I don’t think you have understood Axe’s paper.That’s the most charitable I can be: you either don’t understand or are mischaracterizing. Your last sentence makes it clear. Axe estimates the prevalence of sequences that adopt a specific functional fold; he doesn’t expect every protein to be a beta lactamase. You must know that.
In his experimental case he used a particular beta lactamase and calculated the proportion of possible sequences with that fold that could carry out that function. He then went on to generalize, making use of 2 studies with similar approaches, namely the use of mutagenesis to determine what proportion of sequences can carry out that fold’s function after mutagenesis. His paper was an estimate–it says so in the title. The methodology of the paper and its results were deemed worthy to be published in MBE.
Were there other studies using similar approaches back in 2004? I don’t know. Do you? And it wasn’t my paper.
I’m quoting a question you wrote in 2015:
We published our series of papers from 1999 through 2008, so it is unclear what point you’re trying to make about 2004 here.
Let’s discuss the relevance of our papers to your question from 2015 quoted above.
Ah. Now I see. You want to discuss a post written on ENV. Is this the one? “Test of Functional Sequence Space Shows Less Tolerance for Mutations than Expected.” I didn’t write that.
I though we were discussing your work in the context of my 2011 paper.
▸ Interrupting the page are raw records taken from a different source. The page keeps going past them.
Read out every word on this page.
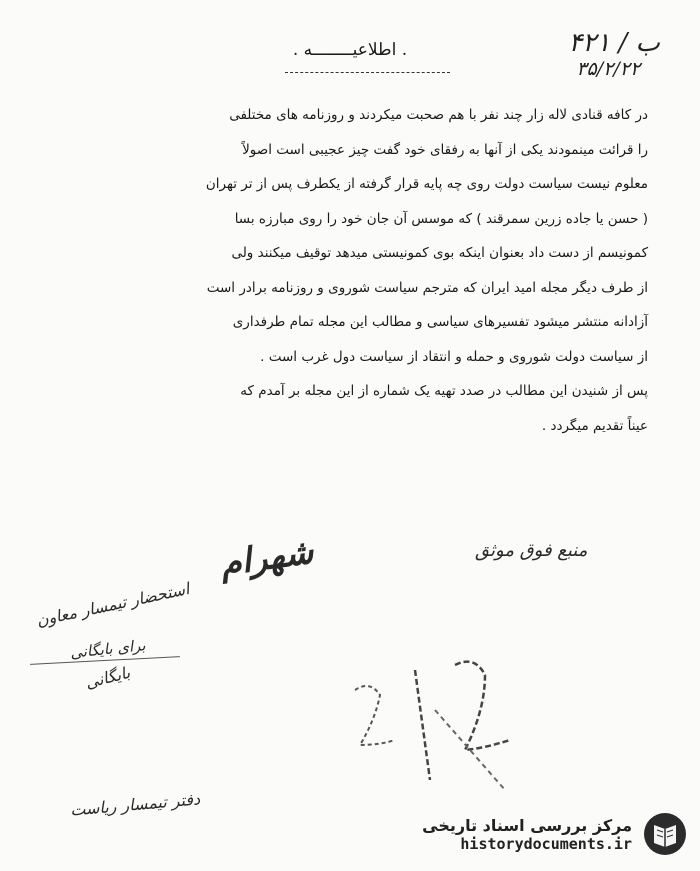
۴۲۱ / ب
۳۵/۲/۲۲
. اطلاعیــــــــه .

در کافه قنادی لاله زار چند نفر با هم صحبت میکردند و روزنامه های مختلفی

را قرائت مینمودند یکی از آنها به رفقای خود گفت چیز عجیبی است اصولاً

معلوم نیست سیاست دولت روی چه پایه قرار گرفته از یکطرف پس از تر تهران

( حسن یا جاده زرین سمرقند ) که موسس آن جان خود را روی مبارزه بسا

کمونیسم از دست داد بعنوان اینکه بوی کمونیستی میدهد توقیف میکنند ولی

از طرف دیگر مجله امید ایران که مترجم سیاست شوروی و روزنامه برادر است

آزادانه منتشر میشود تفسیرهای سیاسی و مطالب این مجله تمام طرفداری

از سیاست دولت شوروی و حمله و انتقاد از سیاست دول غرب است .

پس از شنیدن این مطالب در صدد تهیه یک شماره از این مجله بر آمدم که

عیناً تقدیم میگردد .

منبع فوق موثق
شهرام
استحضار تیمسار معاون
برای بایگانی
بایگانی
دفتر تیمسار ریاست
مرکز بررسی اسناد تاریخی
historydocuments.ir
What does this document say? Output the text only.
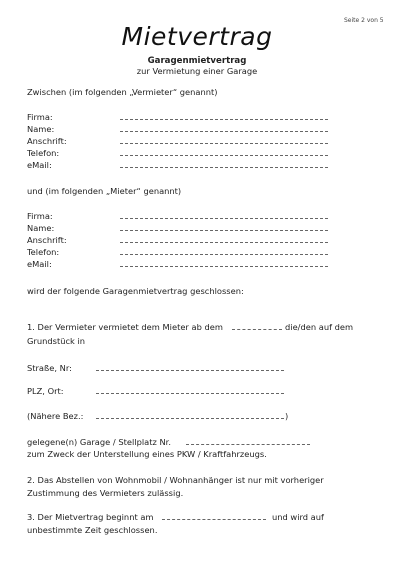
Seite 2 von 5
Mietvertrag
Garagenmietvertrag
zur Vermietung einer Garage
Zwischen (im folgenden „Vermieter“ genannt)
Firma:
Name:
Anschrift:
Telefon:
eMail:
und (im folgenden „Mieter“ genannt)
Firma:
Name:
Anschrift:
Telefon:
eMail:
wird der folgende Garagenmietvertrag geschlossen:
1. Der Vermieter vermietet dem Mieter ab dem	die/den auf dem
Grundstück in
Straße, Nr:
PLZ, Ort:
(Nähere Bez.:	)
gelegene(n) Garage / Stellplatz Nr.
zum Zweck der Unterstellung eines PKW / Kraftfahrzeugs.
2. Das Abstellen von Wohnmobil / Wohnanhänger ist nur mit vorheriger
Zustimmung des Vermieters zulässig.
3. Der Mietvertrag beginnt am	und wird auf
unbestimmte Zeit geschlossen.
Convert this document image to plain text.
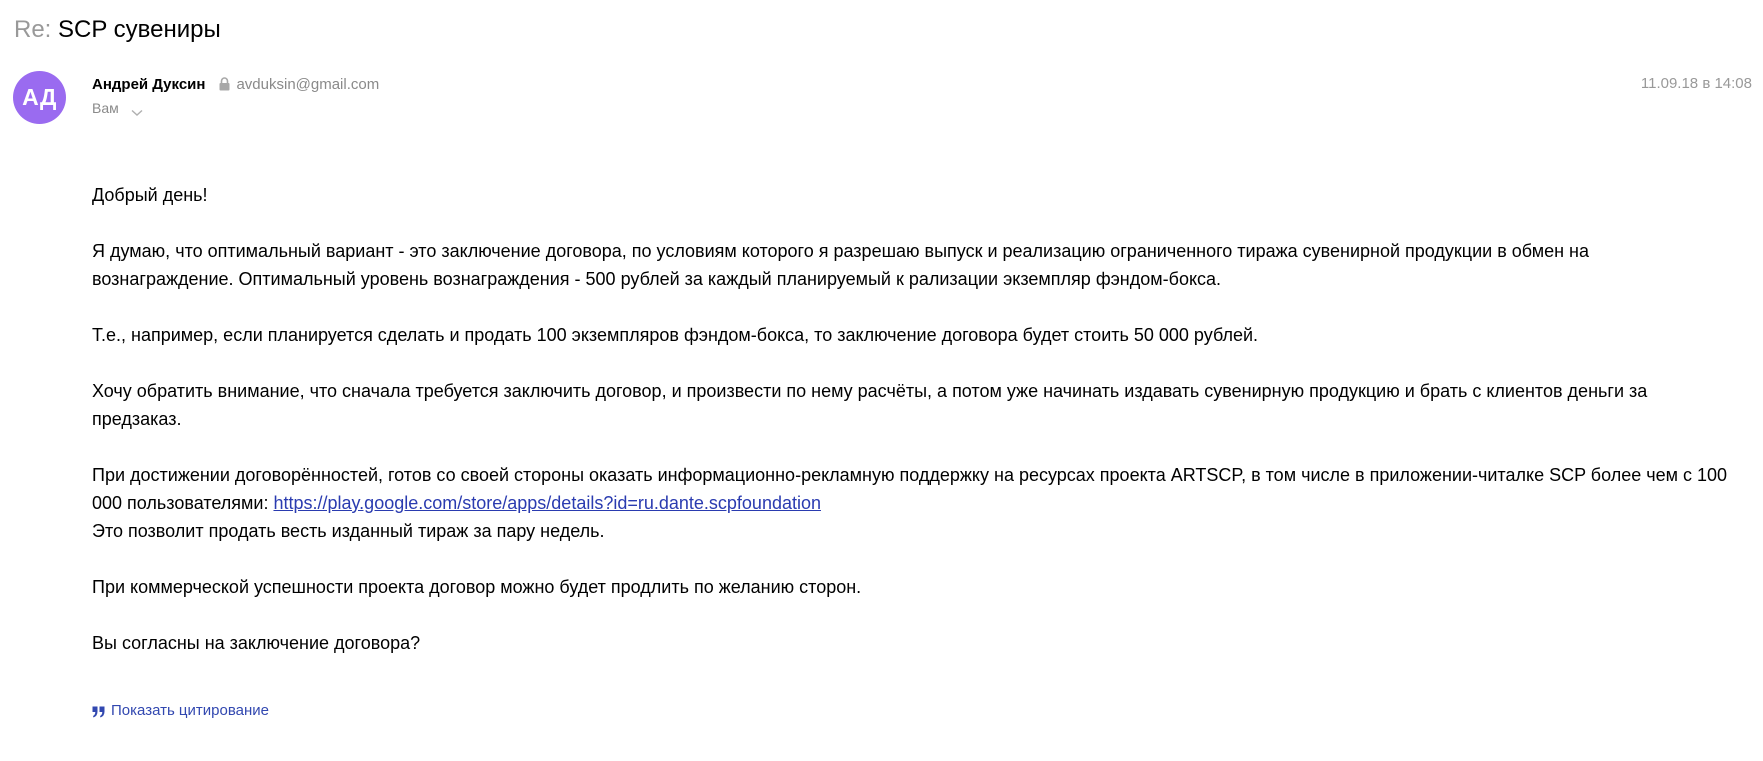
Re: SCP сувениры
АД	Андрей Дуксин avduksin@gmail.com
Вам
11.09.18 в 14:08

Добрый день!

Я думаю, что оптимальный вариант - это заключение договора, по условиям которого я разрешаю выпуск и реализацию ограниченного тиража сувенирной продукции в обмен на вознаграждение. Оптимальный уровень вознаграждения - 500 рублей за каждый планируемый к рализации экземпляр фэндом-бокса.

Т.е., например, если планируется сделать и продать 100 экземпляров фэндом-бокса, то заключение договора будет стоить 50 000 рублей.

Хочу обратить внимание, что сначала требуется заключить договор, и произвести по нему расчёты, а потом уже начинать издавать сувенирную продукцию и брать с клиентов деньги за предзаказ.

При достижении договорённостей, готов со своей стороны оказать информационно-рекламную поддержку на ресурсах проекта ARTSCP, в том числе в приложении-читалке SCP более чем с 100 000 пользователями: https://play.google.com/store/apps/details?id=ru.dante.scpfoundation
Это позволит продать весть изданный тираж за пару недель.

При коммерческой успешности проекта договор можно будет продлить по желанию сторон.

Вы согласны на заключение договора?

Показать цитирование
This has not been my question: **Take one specific protein interaction: How much substitution can it tolerate and remain functional?" I didn’t write it.
From what I have read, proteins can tolerate about 10% of their sequence being changed before complete catastrophic collapse.
My question has been how many mutations does it take to shift function?
Which is not very relevant to the question posed in 2015, particularly since function was not measured.
Let’s discuss the relevance of our papers to the question from 2015 quoted above.
Sorry, my mistake. You did, however, write this:
“So unless functional sequences are easy to find (very common), and/or are clustered together (easily reachable from one functional island to another), explaining current protein diversity without design is impossible.”
It’s pretty much the same thing. So let’s discuss how our results from 1999-2008 relate to your claim made in 2013.
What’s it to be. Choose one question and one paper that’s relevant to yours. It’s not professional, as you say, to play games like changing topics every other post. I am playing whack a mole, not having a legitimate discussion. As I said before, 2004, 2011, 2015?
So how does Axe determine if a fold is functional?